The Tempest
The Tempest is one of Shakespeare’s best-loved plays, and one of the hardest to carry off plausibly. It is an airy tissue of language and fancy: it requires actors capable of capturing the arabesques of its verse and also of supporting the credulity that the story itself demands. The verse is similarly poised between comedy and tragedy, and infused everywhere with a kind of melancholy: it requires an exceptional degree of balance between the extravagant and the restrained that almost no other play in the corpus demands. One can overdo one or another element of A Midsummer Night’s Dream and still have a serviceable old warhorse capable of solid amusement if not delight; one can emphasize this or that aspect of Hamlet or Othello to the detriment of another, and still have plenty of insightful material to digest.
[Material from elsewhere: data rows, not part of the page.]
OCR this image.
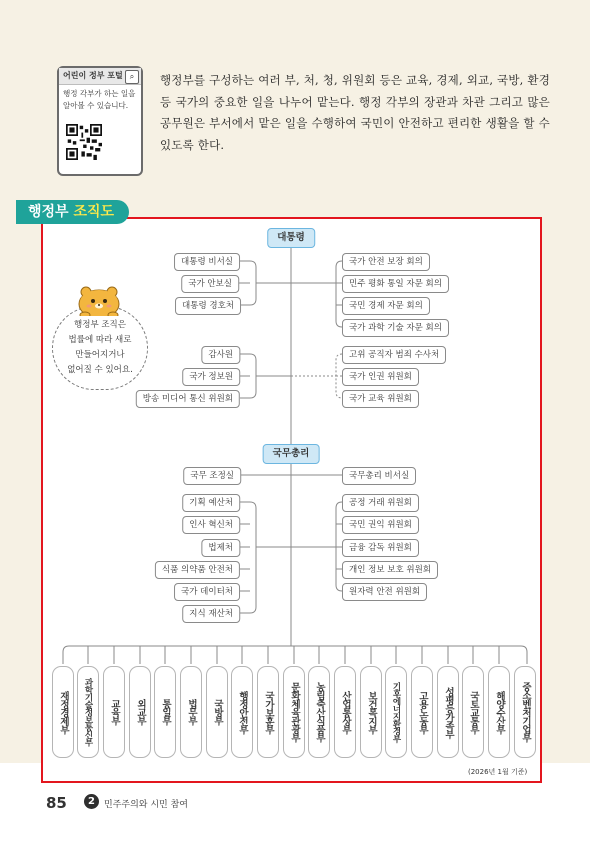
어린이 정부 포털 ⌕
행정 각부가 하는 일을 알아볼 수 있습니다.
행정부를 구성하는 여러 부, 처, 청, 위원회 등은 교육, 경제, 외교, 국방, 환경 등 국가의 중요한 일을 나누어 맡는다. 행정 각부의 장관과 차관 그리고 많은 공무원은 부서에서 맡은 일을 수행하여 국민이 안전하고 편리한 생활을 할 수 있도록 한다.
행정부 조직도
대통령
국무총리
대통령 비서실
국가 안보실
대통령 경호처
감사원
국가 정보원
방송 미디어 통신 위원회
국가 안전 보장 회의
민주 평화 통일 자문 회의
국민 경제 자문 회의
국가 과학 기술 자문 회의
고위 공직자 범죄 수사처
국가 인권 위원회
국가 교육 위원회
국무 조정실	국무총리 비서실
기획 예산처
인사 혁신처
법제처
식품 의약품 안전처
국가 데이터처
지식 재산처
공정 거래 위원회
국민 권익 위원회
금융 감독 위원회
개인 정보 보호 위원회
원자력 안전 위원회
행정부 조직은
법률에 따라 새로
만들어지거나
없어질 수 있어요.
재정경제부 과학기술정보통신부 교육부 외교부 통일부 법무부 국방부 행정안전부 국가보훈부 문화체육관광부 농림축산식품부 산업통상부 보건복지부 기후에너지환경부 고용노동부 성평등가족부 국토교통부 해양수산부 중소벤처기업부
(2026년 1월 기준)
85	2	민주주의와 시민 참여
The price of failure in The Tempest is more extreme. If the whole does not cohere and sing, it collapses. If one cannot grasp the lyricism, the humor, and the serious reflection on art all at the same time, the production becomes dull and almost intolerable. When the play works, however, it is unparallelled, and deserves study and attention. Shakespeare has moreover put into the mouths of his most extravagantly strange characters — especially the wicked Caliban and the sprite Ariel — some of his most colorful and subtle language, and when those parts are played well, the effect is brilliant.
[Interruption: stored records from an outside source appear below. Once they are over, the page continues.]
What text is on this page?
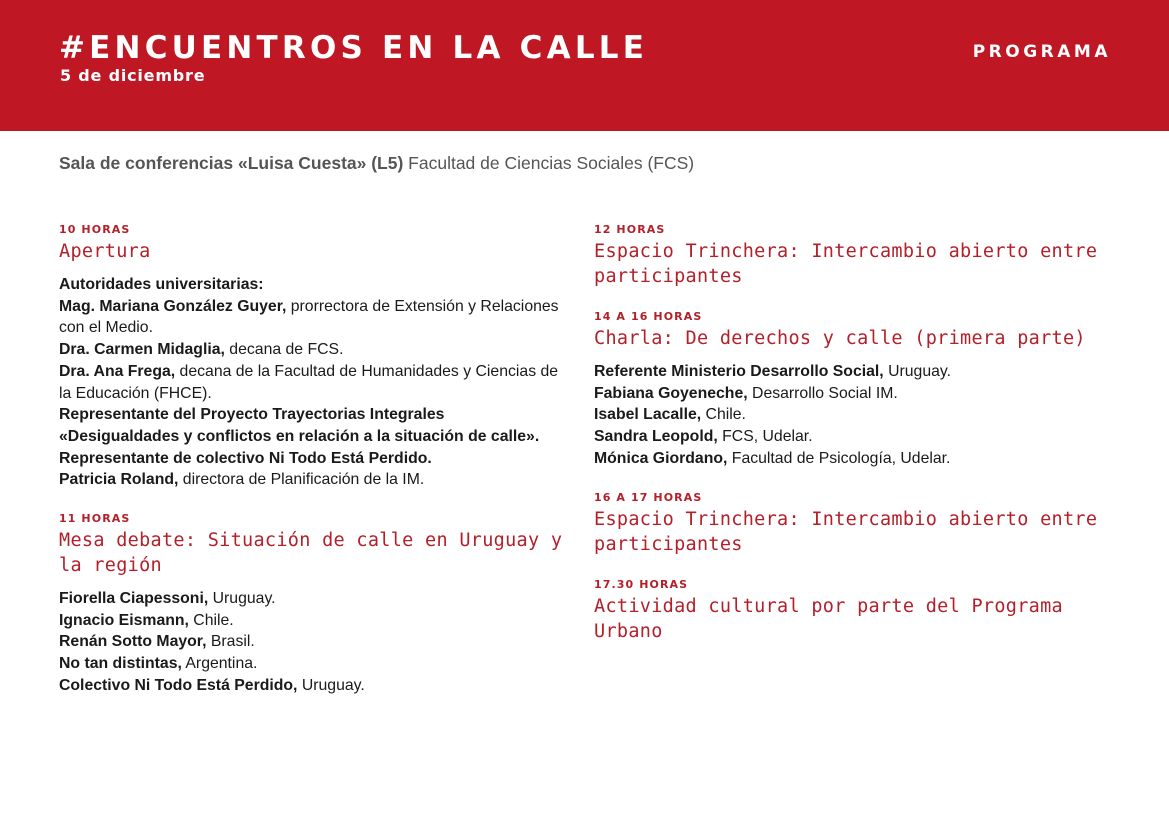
#ENCUENTROS EN LA CALLE
5 de diciembre
PROGRAMA
Sala de conferencias «Luisa Cuesta» (L5) Facultad de Ciencias Sociales (FCS)
10 HORAS
Apertura
Autoridades universitarias:
Mag. Mariana González Guyer, prorrectora de Extensión y Relaciones con el Medio.
Dra. Carmen Midaglia, decana de FCS.
Dra. Ana Frega, decana de la Facultad de Humanidades y Ciencias de la Educación (FHCE).
Representante del Proyecto Trayectorias Integrales «Desigualdades y conflictos en relación a la situación de calle».
Representante de colectivo Ni Todo Está Perdido.
Patricia Roland, directora de Planificación de la IM.
11 HORAS
Mesa debate: Situación de calle en Uruguay y la región
Fiorella Ciapessoni, Uruguay.
Ignacio Eismann, Chile.
Renán Sotto Mayor, Brasil.
No tan distintas, Argentina.
Colectivo Ni Todo Está Perdido, Uruguay.
12 HORAS
Espacio Trinchera: Intercambio abierto entre participantes
14 A 16 HORAS
Charla: De derechos y calle (primera parte)
Referente Ministerio Desarrollo Social, Uruguay.
Fabiana Goyeneche, Desarrollo Social IM.
Isabel Lacalle, Chile.
Sandra Leopold, FCS, Udelar.
Mónica Giordano, Facultad de Psicología, Udelar.
16 A 17 HORAS
Espacio Trinchera: Intercambio abierto entre participantes
17.30 HORAS
Actividad cultural por parte del Programa Urbano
A play quintessentially designed for the stage, it depends as much as any other in the corpus on the dynamic existing between players and audience, and perhaps for that reason it does not easily survive the transition to film. Several of the available versions capture at least part of the play’s wonder and magic; none of them can really convey it all. The BBC Shakespeare Plays production (1980: John Gorrie) is among the most leaden of the whole series. Perhaps the most interesting one is the Canadian Stratford version (1982: Herb Roland). Others have their own virtues and their own defects.